External Memory for AI Chatbots. A broad class of systems augment LLMs with non-parametric memory in the conversational environment. Retrieval-augmented generation (RAG) attaches a document store to provide factual knowledge at inference time [8]. In agentic settings, persistent memory frameworks such as Letta (formerly MemGPT) [12] provide hierarchical storage and dynamic context management. Mem0 [4] provides a queryable, cross-session memory for user preferences and long-range conversational context. Academic frameworks include MemoryBank [19] which mimics human long-term memory with continual decay and reinforcement, and A-MEM [16] which dynamically links and evolves structured notes. These approaches typically focus on factual memory for agents in conversational environments. In contrast, our method focuses on learning action policies in stateful visual environments that are significantly more complex and not entirely observable like the web environment.

Experience-Based Self-Improvement and Workflow Memories. A complementary line of work improves agents via self-reflection. Reflexion [13] maintains verbal reflections in an episodic buffer to guide subsequent trials; Self-Refine [10] iteratively critiques and edits its own outputs; and CLIN [11] performs continual task adaptation with a persistent textual memory of causal abstractions.
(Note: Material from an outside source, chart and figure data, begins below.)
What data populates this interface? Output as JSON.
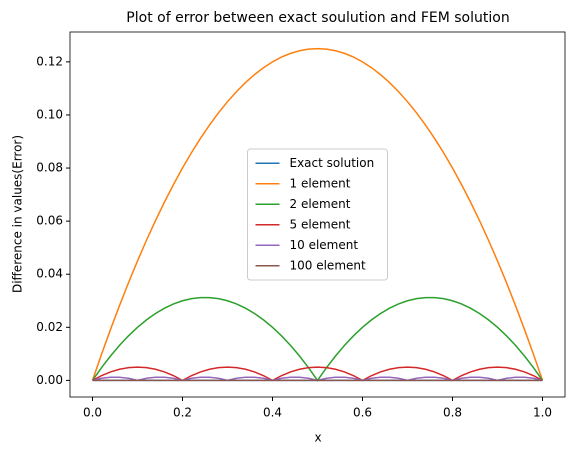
{
  "chart_data": {
    "type": "line",
    "title": "Plot of error between exact soulution and FEM solution",
    "xlabel": "x",
    "ylabel": "Difference in values(Error)",
    "x": [
      0,
      0.02,
      0.04,
      0.06,
      0.08,
      0.1,
      0.12,
      0.14,
      0.16,
      0.18,
      0.2,
      0.22,
      0.24,
      0.26,
      0.28,
      0.3,
      0.32,
      0.34,
      0.36,
      0.38,
      0.4,
      0.42,
      0.44,
      0.46,
      0.48,
      0.5,
      0.52,
      0.54,
      0.56,
      0.58,
      0.6,
      0.62,
      0.64,
      0.66,
      0.68,
      0.7,
      0.72,
      0.74,
      0.76,
      0.78,
      0.8,
      0.82,
      0.84,
      0.86,
      0.88,
      0.9,
      0.92,
      0.94,
      0.96,
      0.98,
      1
    ],
    "series": [
      {
        "name": "Exact solution",
        "color": "#1f77b4",
        "values": [
          0,
          0,
          0,
          0,
          0,
          0,
          0,
          0,
          0,
          0,
          0,
          0,
          0,
          0,
          0,
          0,
          0,
          0,
          0,
          0,
          0,
          0,
          0,
          0,
          0,
          0,
          0,
          0,
          0,
          0,
          0,
          0,
          0,
          0,
          0,
          0,
          0,
          0,
          0,
          0,
          0,
          0,
          0,
          0,
          0,
          0,
          0,
          0,
          0,
          0,
          0
        ]
      },
      {
        "name": "1 element",
        "color": "#ff7f0e",
        "values": [
          0,
          0.0098,
          0.0192,
          0.0282,
          0.0368,
          0.045,
          0.0528,
          0.0602,
          0.0672,
          0.0738,
          0.08,
          0.0858,
          0.0912,
          0.0962,
          0.1008,
          0.105,
          0.1088,
          0.1122,
          0.1152,
          0.1178,
          0.12,
          0.1218,
          0.1232,
          0.1242,
          0.1248,
          0.125,
          0.1248,
          0.1242,
          0.1232,
          0.1218,
          0.12,
          0.1178,
          0.1152,
          0.1122,
          0.1088,
          0.105,
          0.1008,
          0.0962,
          0.0912,
          0.0858,
          0.08,
          0.0738,
          0.0672,
          0.0602,
          0.0528,
          0.045,
          0.0368,
          0.0282,
          0.0192,
          0.0098,
          0
        ]
      },
      {
        "name": "2 element",
        "color": "#2ca02c",
        "values": [
          0,
          0.0048,
          0.0092,
          0.0132,
          0.0168,
          0.02,
          0.0228,
          0.0252,
          0.0272,
          0.0288,
          0.03,
          0.0308,
          0.0312,
          0.0312,
          0.0308,
          0.03,
          0.0288,
          0.0272,
          0.0252,
          0.0228,
          0.02,
          0.0168,
          0.0132,
          0.0092,
          0.0048,
          0,
          0.0048,
          0.0092,
          0.0132,
          0.0168,
          0.02,
          0.0228,
          0.0252,
          0.0272,
          0.0288,
          0.03,
          0.0308,
          0.0312,
          0.0312,
          0.0308,
          0.03,
          0.0288,
          0.0272,
          0.0252,
          0.0228,
          0.02,
          0.0168,
          0.0132,
          0.0092,
          0.0048,
          0
        ]
      },
      {
        "name": "5 element",
        "color": "#d62728",
        "values": [
          0,
          0.0018,
          0.0032,
          0.0042,
          0.0048,
          0.005,
          0.0048,
          0.0042,
          0.0032,
          0.0018,
          0,
          0.0018,
          0.0032,
          0.0042,
          0.0048,
          0.005,
          0.0048,
          0.0042,
          0.0032,
          0.0018,
          0,
          0.0018,
          0.0032,
          0.0042,
          0.0048,
          0.005,
          0.0048,
          0.0042,
          0.0032,
          0.0018,
          0,
          0.0018,
          0.0032,
          0.0042,
          0.0048,
          0.005,
          0.0048,
          0.0042,
          0.0032,
          0.0018,
          0,
          0.0018,
          0.0032,
          0.0042,
          0.0048,
          0.005,
          0.0048,
          0.0042,
          0.0032,
          0.0018,
          0
        ]
      },
      {
        "name": "10 element",
        "color": "#9467bd",
        "values": [
          0,
          0.0008,
          0.0012,
          0.0012,
          0.0008,
          0,
          0.0008,
          0.0012,
          0.0012,
          0.0008,
          0,
          0.0008,
          0.0012,
          0.0012,
          0.0008,
          0,
          0.0008,
          0.0012,
          0.0012,
          0.0008,
          0,
          0.0008,
          0.0012,
          0.0012,
          0.0008,
          0,
          0.0008,
          0.0012,
          0.0012,
          0.0008,
          0,
          0.0008,
          0.0012,
          0.0012,
          0.0008,
          0,
          0.0008,
          0.0012,
          0.0012,
          0.0008,
          0,
          0.0008,
          0.0012,
          0.0012,
          0.0008,
          0,
          0.0008,
          0.0012,
          0.0012,
          0.0008,
          0
        ]
      },
      {
        "name": "100 element",
        "color": "#8c564b",
        "values": [
          0,
          0,
          0,
          0,
          0,
          0,
          0,
          0,
          0,
          0,
          0,
          0,
          0,
          0,
          0,
          0,
          0,
          0,
          0,
          0,
          0,
          0,
          0,
          0,
          0,
          0,
          0,
          0,
          0,
          0,
          0,
          0,
          0,
          0,
          0,
          0,
          0,
          0,
          0,
          0,
          0,
          0,
          0,
          0,
          0,
          0,
          0,
          0,
          0,
          0,
          0
        ]
      }
    ],
    "xlim": [
      -0.05,
      1.05
    ],
    "xticks": [
      {
        "value": 0,
        "label": "0.0"
      },
      0.2,
      0.4,
      0.6,
      0.8,
      {
        "value": 1,
        "label": "1.0"
      }
    ],
    "ylim": [
      -0.00625,
      0.13125
    ],
    "yticks": [
      {
        "value": 0,
        "label": "0.00"
      },
      {
        "value": 0.02,
        "label": "0.02"
      },
      {
        "value": 0.04,
        "label": "0.04"
      },
      {
        "value": 0.06,
        "label": "0.06"
      },
      {
        "value": 0.08,
        "label": "0.08"
      },
      {
        "value": 0.1,
        "label": "0.10"
      },
      {
        "value": 0.12,
        "label": "0.12"
      }
    ],
    "legend": "center",
    "grid": false
  }
}
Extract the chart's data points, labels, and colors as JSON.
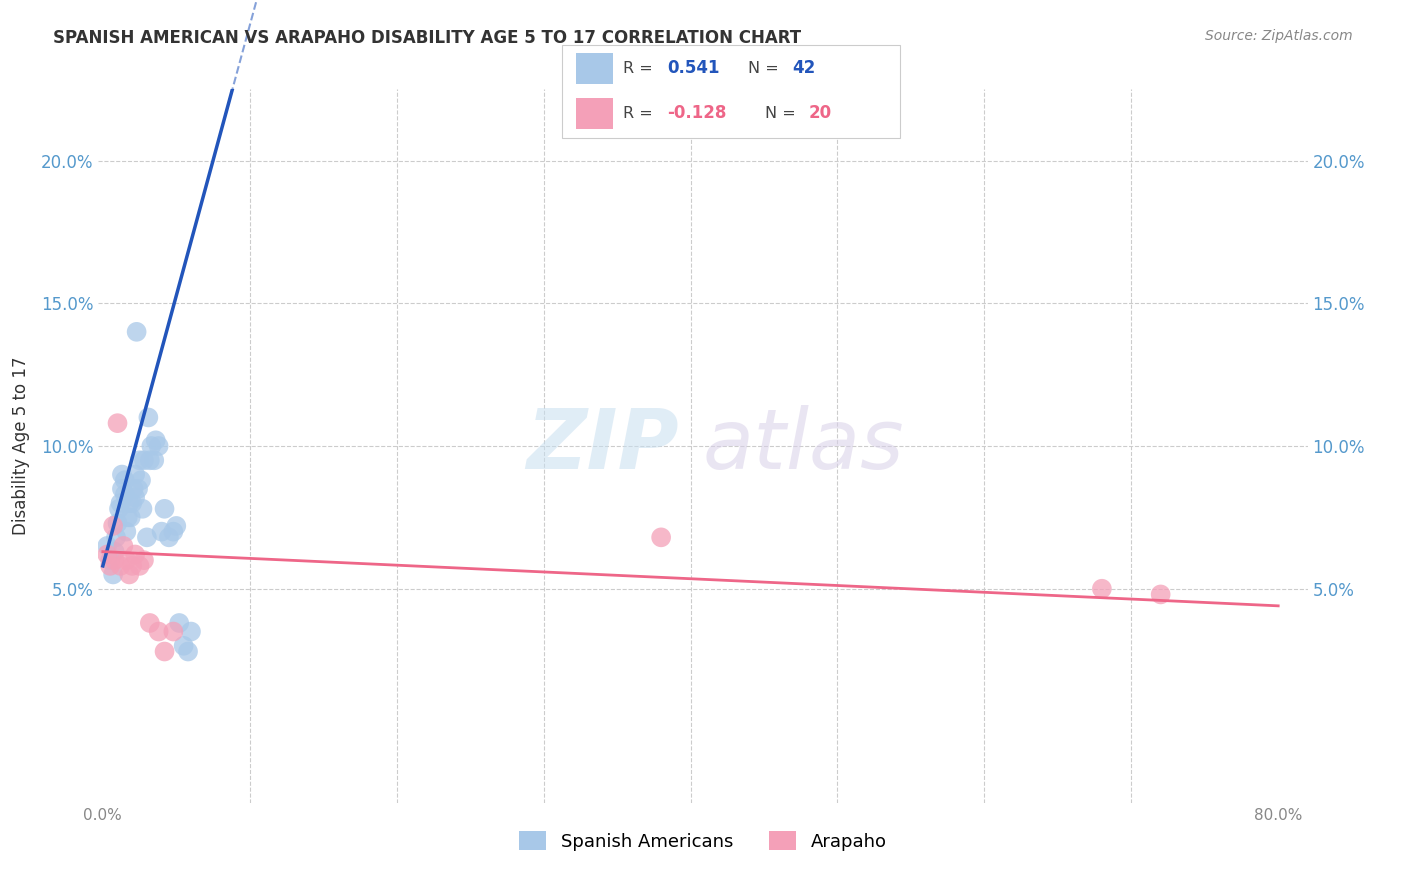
{
  "title": "SPANISH AMERICAN VS ARAPAHO DISABILITY AGE 5 TO 17 CORRELATION CHART",
  "source": "Source: ZipAtlas.com",
  "ylabel": "Disability Age 5 to 17",
  "ytick_labels": [
    "5.0%",
    "10.0%",
    "15.0%",
    "20.0%"
  ],
  "ytick_values": [
    0.05,
    0.1,
    0.15,
    0.2
  ],
  "xlim": [
    -0.003,
    0.82
  ],
  "ylim": [
    -0.025,
    0.225
  ],
  "blue_color": "#a8c8e8",
  "pink_color": "#f4a0b8",
  "blue_line_color": "#2255bb",
  "pink_line_color": "#ee6688",
  "watermark_zip": "ZIP",
  "watermark_atlas": "atlas",
  "blue_scatter_x": [
    0.003,
    0.005,
    0.007,
    0.008,
    0.009,
    0.01,
    0.011,
    0.012,
    0.013,
    0.013,
    0.015,
    0.015,
    0.016,
    0.017,
    0.018,
    0.019,
    0.02,
    0.021,
    0.022,
    0.022,
    0.023,
    0.024,
    0.025,
    0.026,
    0.027,
    0.028,
    0.03,
    0.031,
    0.032,
    0.033,
    0.035,
    0.036,
    0.038,
    0.04,
    0.042,
    0.045,
    0.048,
    0.05,
    0.052,
    0.055,
    0.058,
    0.06
  ],
  "blue_scatter_y": [
    0.065,
    0.06,
    0.055,
    0.063,
    0.068,
    0.073,
    0.078,
    0.08,
    0.085,
    0.09,
    0.083,
    0.088,
    0.07,
    0.075,
    0.08,
    0.075,
    0.08,
    0.085,
    0.082,
    0.09,
    0.14,
    0.085,
    0.095,
    0.088,
    0.078,
    0.095,
    0.068,
    0.11,
    0.095,
    0.1,
    0.095,
    0.102,
    0.1,
    0.07,
    0.078,
    0.068,
    0.07,
    0.072,
    0.038,
    0.03,
    0.028,
    0.035
  ],
  "pink_scatter_x": [
    0.003,
    0.005,
    0.007,
    0.008,
    0.01,
    0.012,
    0.014,
    0.016,
    0.018,
    0.02,
    0.022,
    0.025,
    0.028,
    0.032,
    0.038,
    0.042,
    0.048,
    0.38,
    0.68,
    0.72
  ],
  "pink_scatter_y": [
    0.062,
    0.058,
    0.072,
    0.06,
    0.108,
    0.058,
    0.065,
    0.06,
    0.055,
    0.058,
    0.062,
    0.058,
    0.06,
    0.038,
    0.035,
    0.028,
    0.035,
    0.068,
    0.05,
    0.048
  ],
  "blue_line_x0": 0.0,
  "blue_line_y0": 0.058,
  "blue_line_x1": 0.075,
  "blue_line_y1": 0.2,
  "pink_line_x0": 0.0,
  "pink_line_y0": 0.063,
  "pink_line_x1": 0.8,
  "pink_line_y1": 0.044
}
These methods are effective but are not well-tested in visual environments and generally do not encode information of environmental state. There has also been a line of work on experience- or workflow-based memories for agents. Agent Workflow Memory [15], Synapse [18], and ExpeL [17] induce abstracted, natural language workflows from successful trajectories and retrieve them to augment prompts at test time. In contrast, our method performs local state-based recall that is grounded primarily in the live environment state, a factor not present in prior works, and secondarily to the goal. Moreover, we index memories with explicit state and action descriptors, rather than high-level trajectories, enabling precise recall and learning of minute details required for environments like the web.

5 Discussion

Personalized learning as a critical component of AI agents in the economy. We envision a future where, instead of replacing humans, AI agents work alongside them. To encompass the diverse activities across our economy and maintain high collaboration efficiency, users will need to customize their AI agent with their own data and procedures. Even if it becomes possible to quickly and efficiently train everything into a single, universal model, we may not wish to, as each user should be able to decide whether to share their private knowledge with the world. In this context, personalized learning methods like PRAXIS that customize agents, not only on a superficial level, but also in terms of real capabilities, will be critical to the adoption of agents in the economy.

Summary of contributions. This paper introduces state-dependent memory, an a posteriori learning mechanism that stores local interaction traces and retrieves them by jointly matching the environment state and the agent’s internal objective. When tested as an integration into the Altrina web agent, our method yields consistent improvements on the REAL web browsing benchmark across diverse VLM backbones: higher average accuracy, higher best-of-5 accuracy, better reliability, and fewer steps to completion. An ablation shows increased gains with retrieval breadth 𝑘. Together, our results indicate that state-dependent memory provides reusable local state-to-action priors that guide AI agents towards robust, generalizable behavior.

Future directions. Beyond web environments. State-dependent memory is conceptually agnostic to the environment, and the same idea can be naturally extended to general cases of agentic computer use. Richer state encoding. Our proof-of-concept implementation of state-dependent memory uses basic visual and DOM feature overlap along with simple similarity metrics. A richer encoder can improve both retrieval quality and invariance to superficial changes.